The great problem with talking about Steven Soderberghs latest (and putatively his last) film, SIDE EFFECTS, is that it would be criminal to give away any of the fiendishly clever plot twists involved. This is an elegantly executed sleight-of-hand that hinges on something most people have never thought about: why is it, exactly, that we believe some people and not others? The story revolves around that question, and the more it spins, the more troubling it becomes, and not just because of the classically Hitchcockian device of having an innocent bystander become embroiled in the machinations of sociopaths passing as sane. Every assumption made by reasonable people in the course of a day is challenged, and there is something about Soderberghs impersonal style that makes what unfolds all the more horrifying for the complete lack of cinematic empathy involved.
The lurid thriller component of the film, and lurid in the very best sense of that word, plays out against larger themes that brood upon the failings of the criminal justice system, the rapacious nature of Big Pharma, and the worst excesses of media hype. Potent though those are, they pale in comparison to the most unexpected factor, and one upon which the film depends. That would be the evolution from stigma for seeking treatment for mental disorders, to the discussion of medications becoming lingua franca of office mates and partygoers. From the fragile wife (Rooney Mara) of a recently released white-collar criminal (Tatum Channing), to the jittery mate of said wifes psychiatrist (Jude Law), pills are dispenses and subsequently popped as casually as a breath mint, and for much the same purpose: disguising a problem with a quick fix. Analysis and catharsis that would lead to a non-chemical cure are ancillary as medications are prescribed, and the side effects from nausea to sleepwalking are treated with even more pills.

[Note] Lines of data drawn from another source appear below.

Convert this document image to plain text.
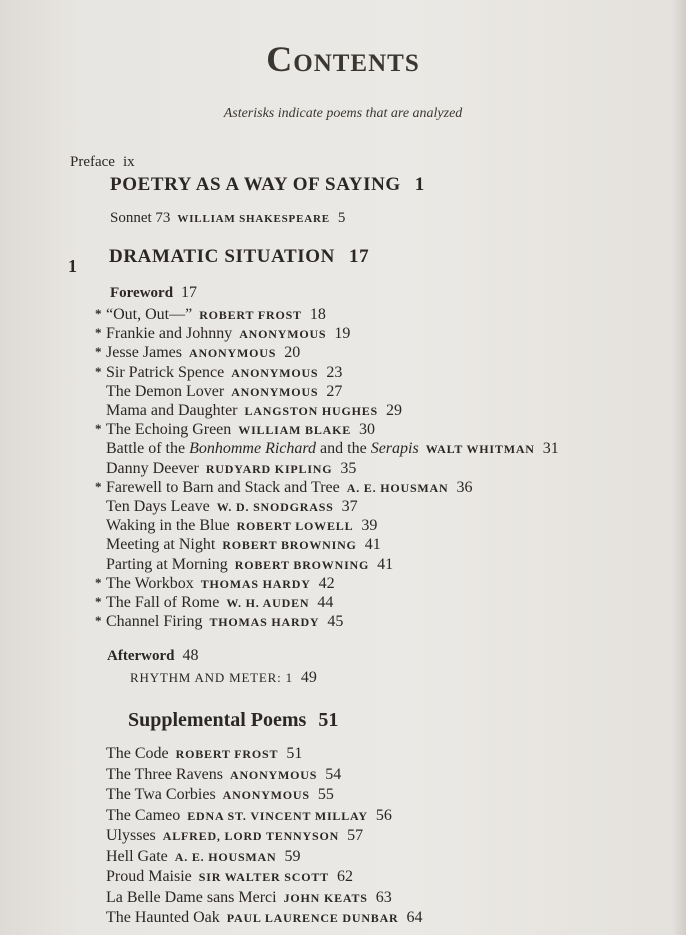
Contents
Asterisks indicate poems that are analyzed
Preface ix
POETRY AS A WAY OF SAYING 1
Sonnet 73 WILLIAM SHAKESPEARE 5
1 DRAMATIC SITUATION 17
Foreword 17
* “Out, Out—” ROBERT FROST 18
* Frankie and Johnny ANONYMOUS 19
* Jesse James ANONYMOUS 20
* Sir Patrick Spence ANONYMOUS 23
The Demon Lover ANONYMOUS 27
Mama and Daughter LANGSTON HUGHES 29
* The Echoing Green WILLIAM BLAKE 30
Battle of the Bonhomme Richard and the Serapis WALT WHITMAN 31
Danny Deever RUDYARD KIPLING 35
* Farewell to Barn and Stack and Tree A. E. HOUSMAN 36
Ten Days Leave W. D. SNODGRASS 37
Waking in the Blue ROBERT LOWELL 39
Meeting at Night ROBERT BROWNING 41
Parting at Morning ROBERT BROWNING 41
* The Workbox THOMAS HARDY 42
* The Fall of Rome W. H. AUDEN 44
* Channel Firing THOMAS HARDY 45
Afterword 48
RHYTHM AND METER: 1 49
Supplemental Poems 51
The Code ROBERT FROST 51
The Three Ravens ANONYMOUS 54
The Twa Corbies ANONYMOUS 55
The Cameo EDNA ST. VINCENT MILLAY 56
Ulysses ALFRED, LORD TENNYSON 57
Hell Gate A. E. HOUSMAN 59
Proud Maisie SIR WALTER SCOTT 62
La Belle Dame sans Merci JOHN KEATS 63
The Haunted Oak PAUL LAURENCE DUNBAR 64
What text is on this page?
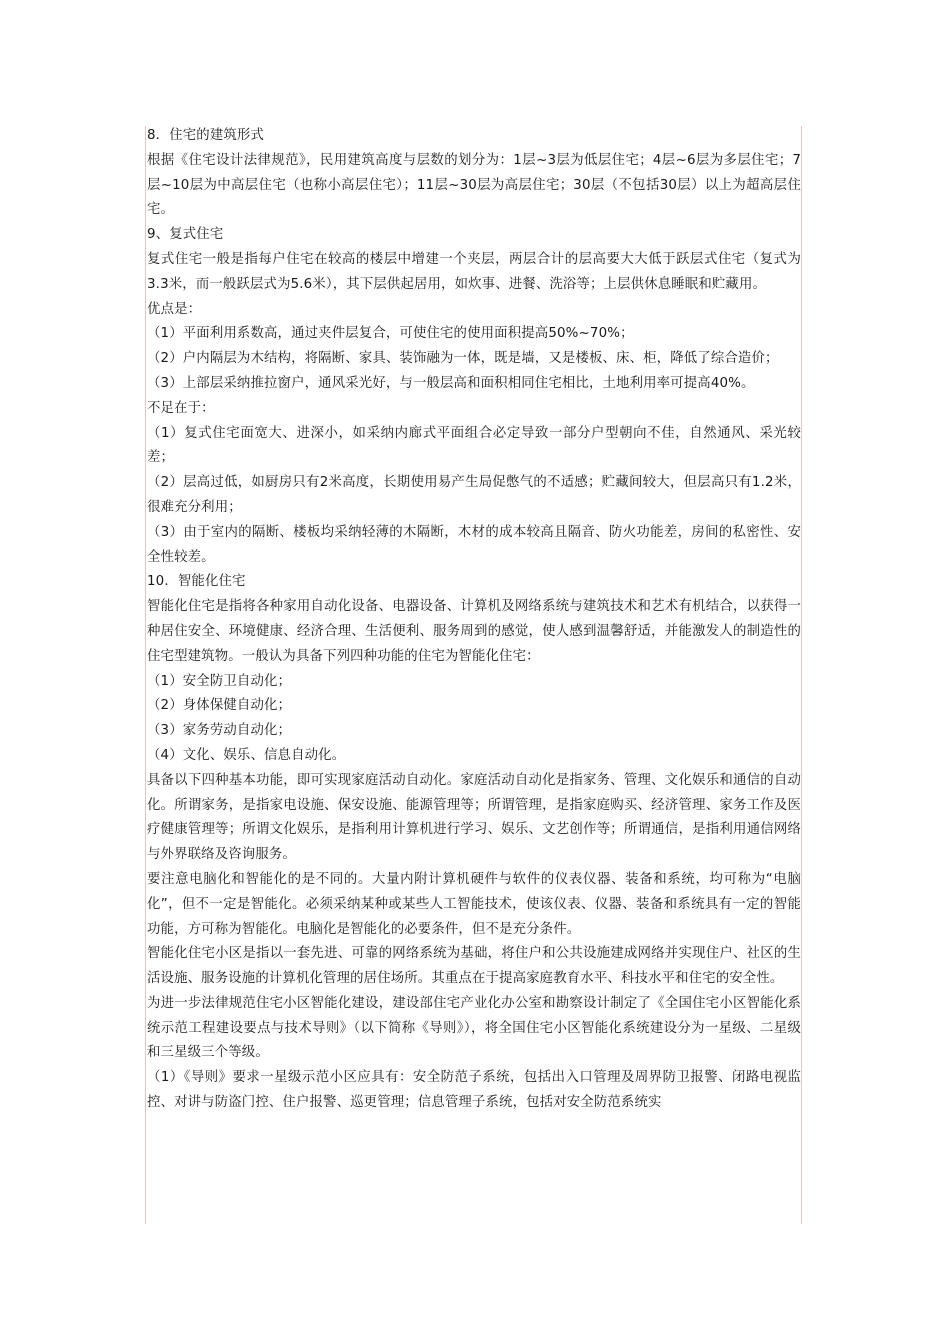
8．住宅的建筑形式

根据《住宅设计法律规范》，民用建筑高度与层数的划分为：1层~3层为低层住宅；4层~6层为多层住宅；7层~10层为中高层住宅（也称小高层住宅）；11层~30层为高层住宅；30层（不包括30层）以上为超高层住宅。

9、复式住宅

复式住宅一般是指每户住宅在较高的楼层中增建一个夹层，两层合计的层高要大大低于跃层式住宅（复式为3.3米，而一般跃层式为5.6米），其下层供起居用，如炊事、进餐、洗浴等；上层供休息睡眠和贮藏用。

优点是：

（1）平面利用系数高，通过夹件层复合，可使住宅的使用面积提高50%~70%；

（2）户内隔层为木结构，将隔断、家具、装饰融为一体，既是墙，又是楼板、床、柜，降低了综合造价；

（3）上部层采纳推拉窗户，通风采光好，与一般层高和面积相同住宅相比，土地利用率可提高40%。

不足在于：

（1）复式住宅面宽大、进深小，如采纳内廊式平面组合必定导致一部分户型朝向不佳，自然通风、采光较差；

（2）层高过低，如厨房只有2米高度，长期使用易产生局促憋气的不适感；贮藏间较大，但层高只有1.2米，很难充分利用；

（3）由于室内的隔断、楼板均采纳轻薄的木隔断，木材的成本较高且隔音、防火功能差，房间的私密性、安全性较差。

10．智能化住宅

智能化住宅是指将各种家用自动化设备、电器设备、计算机及网络系统与建筑技术和艺术有机结合，以获得一种居住安全、环境健康、经济合理、生活便利、服务周到的感觉，使人感到温馨舒适，并能激发人的制造性的住宅型建筑物。一般认为具备下列四种功能的住宅为智能化住宅：

（1）安全防卫自动化；

（2）身体保健自动化；

（3）家务劳动自动化；

（4）文化、娱乐、信息自动化。

具备以下四种基本功能，即可实现家庭活动自动化。家庭活动自动化是指家务、管理、文化娱乐和通信的自动化。所谓家务，是指家电设施、保安设施、能源管理等；所谓管理，是指家庭购买、经济管理、家务工作及医疗健康管理等；所谓文化娱乐，是指利用计算机进行学习、娱乐、文艺创作等；所谓通信，是指利用通信网络与外界联络及咨询服务。

要注意电脑化和智能化的是不同的。大量内附计算机硬件与软件的仪表仪器、装备和系统，均可称为“电脑化”，但不一定是智能化。必须采纳某种或某些人工智能技术，使该仪表、仪器、装备和系统具有一定的智能功能，方可称为智能化。电脑化是智能化的必要条件，但不是充分条件。

智能化住宅小区是指以一套先进、可靠的网络系统为基础，将住户和公共设施建成网络并实现住户、社区的生活设施、服务设施的计算机化管理的居住场所。其重点在于提高家庭教育水平、科技水平和住宅的安全性。

为进一步法律规范住宅小区智能化建设，建设部住宅产业化办公室和勘察设计制定了《全国住宅小区智能化系统示范工程建设要点与技术导则》（以下简称《导则》），将全国住宅小区智能化系统建设分为一星级、二星级和三星级三个等级。

（1）《导则》要求一星级示范小区应具有：安全防范子系统，包括出入口管理及周界防卫报警、闭路电视监控、对讲与防盗门控、住户报警、巡更管理；信息管理子系统，包括对安全防范系统实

Counting on medicine being an art, not an exact science, allows the opportunists of the tale to wreak their havoc, as their prey, both selected and accidental, are left bewildered or worse, and with the world at large questioning their sanity when one victim figures out what is really going on and becomes mentally suspect by reasonable people as a result.

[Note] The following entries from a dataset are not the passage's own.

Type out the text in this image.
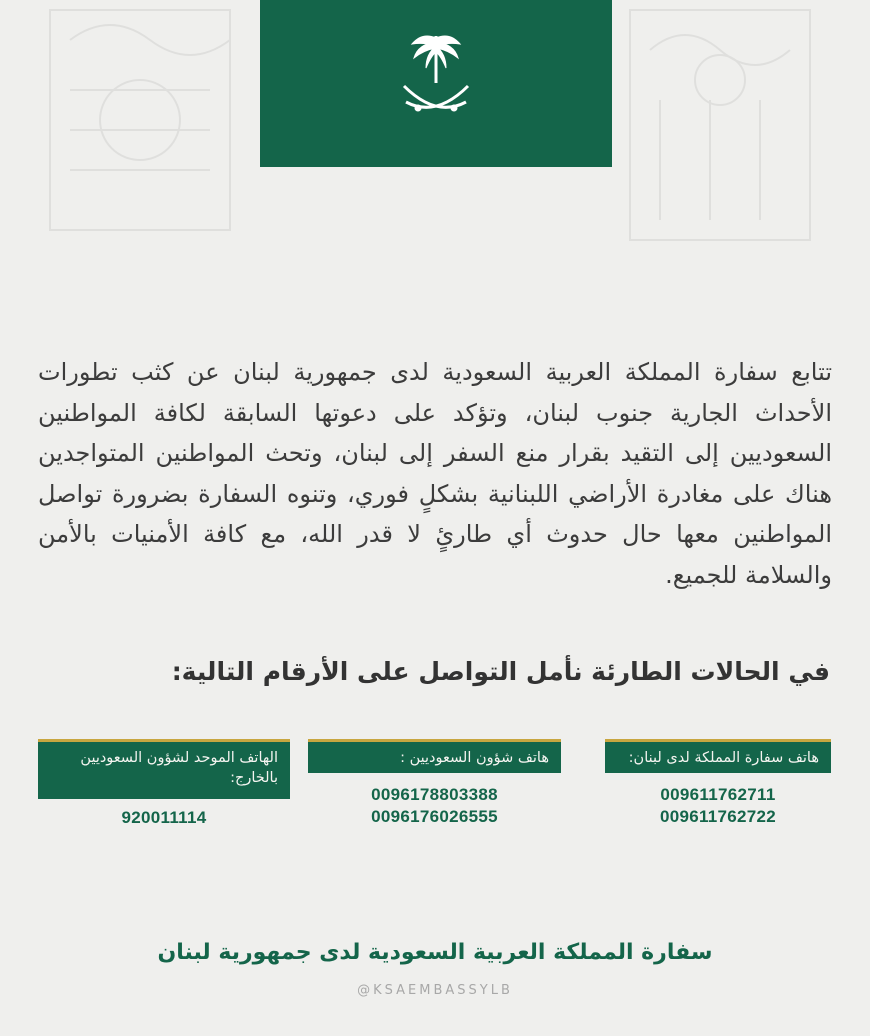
تتابع سفارة المملكة العربية السعودية لدى جمهورية لبنان عن كثب تطورات الأحداث الجارية جنوب لبنان، وتؤكد على دعوتها السابقة لكافة المواطنين السعوديين إلى التقيد بقرار منع السفر إلى لبنان، وتحث المواطنين المتواجدين هناك على مغادرة الأراضي اللبنانية بشكلٍ فوري، وتنوه السفارة بضرورة تواصل المواطنين معها حال حدوث أي طارئٍ لا قدر الله، مع كافة الأمنيات بالأمن والسلامة للجميع.

في الحالات الطارئة نأمل التواصل على الأرقام التالية:

هاتف سفارة المملكة لدى لبنان:
009611762711
009611762722
هاتف شؤون السعوديين :
0096178803388
0096176026555
الهاتف الموحد لشؤون السعوديين بالخارج:
920011114
سفارة المملكة العربية السعودية لدى جمهورية لبنان
@KSAEMBASSYLB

The actors are superb, Mara, hollow-eyed and wounded attitude, a perfect picture of tenuous courage quickly falling apart. Channing tender strength and blind loyalty, Law brilliant but naïve, and Catherine Zeta-Jones an ice queen of calm, determined intellect. At least to begin with. Take nothing for granted,, but take note of even the smallest of details with which Soderbergh and screenwriter Scott Z. Burns have gifted us, an absent-minded unraveling of a hospital blanket, the careful way someone looks at a billboard, and, best of all, the sequence in which we first meet Laws character as he diagnoses a Haitian who has seen his dead father driving a taxi by explaining cultural norms before giving the man a clean bill of mental health.
That nothing is quite what it seems is exquisitely underscored by cinematography that insists on a narrow depth of field. Bits and piece of a room, or a persons face, drift in and out of sharp focus, the way those clues do, never revealing everything at once, but making a damning collage.
The clinical tone of SIDE EFFECTS is the coldness of a sociopaths heart, and just as chilling. Soderbergh has crafted a nerve-wracking horror story that doesnt need a supernatural component to chill the viewer to the marrow of his or her bones. Not just because of the split-second timing editing that magnifies the suspense, but also because without the supernatural to blame, there is only human nature twisted and malevolent, and perfectly capable of getting away with murder and worse.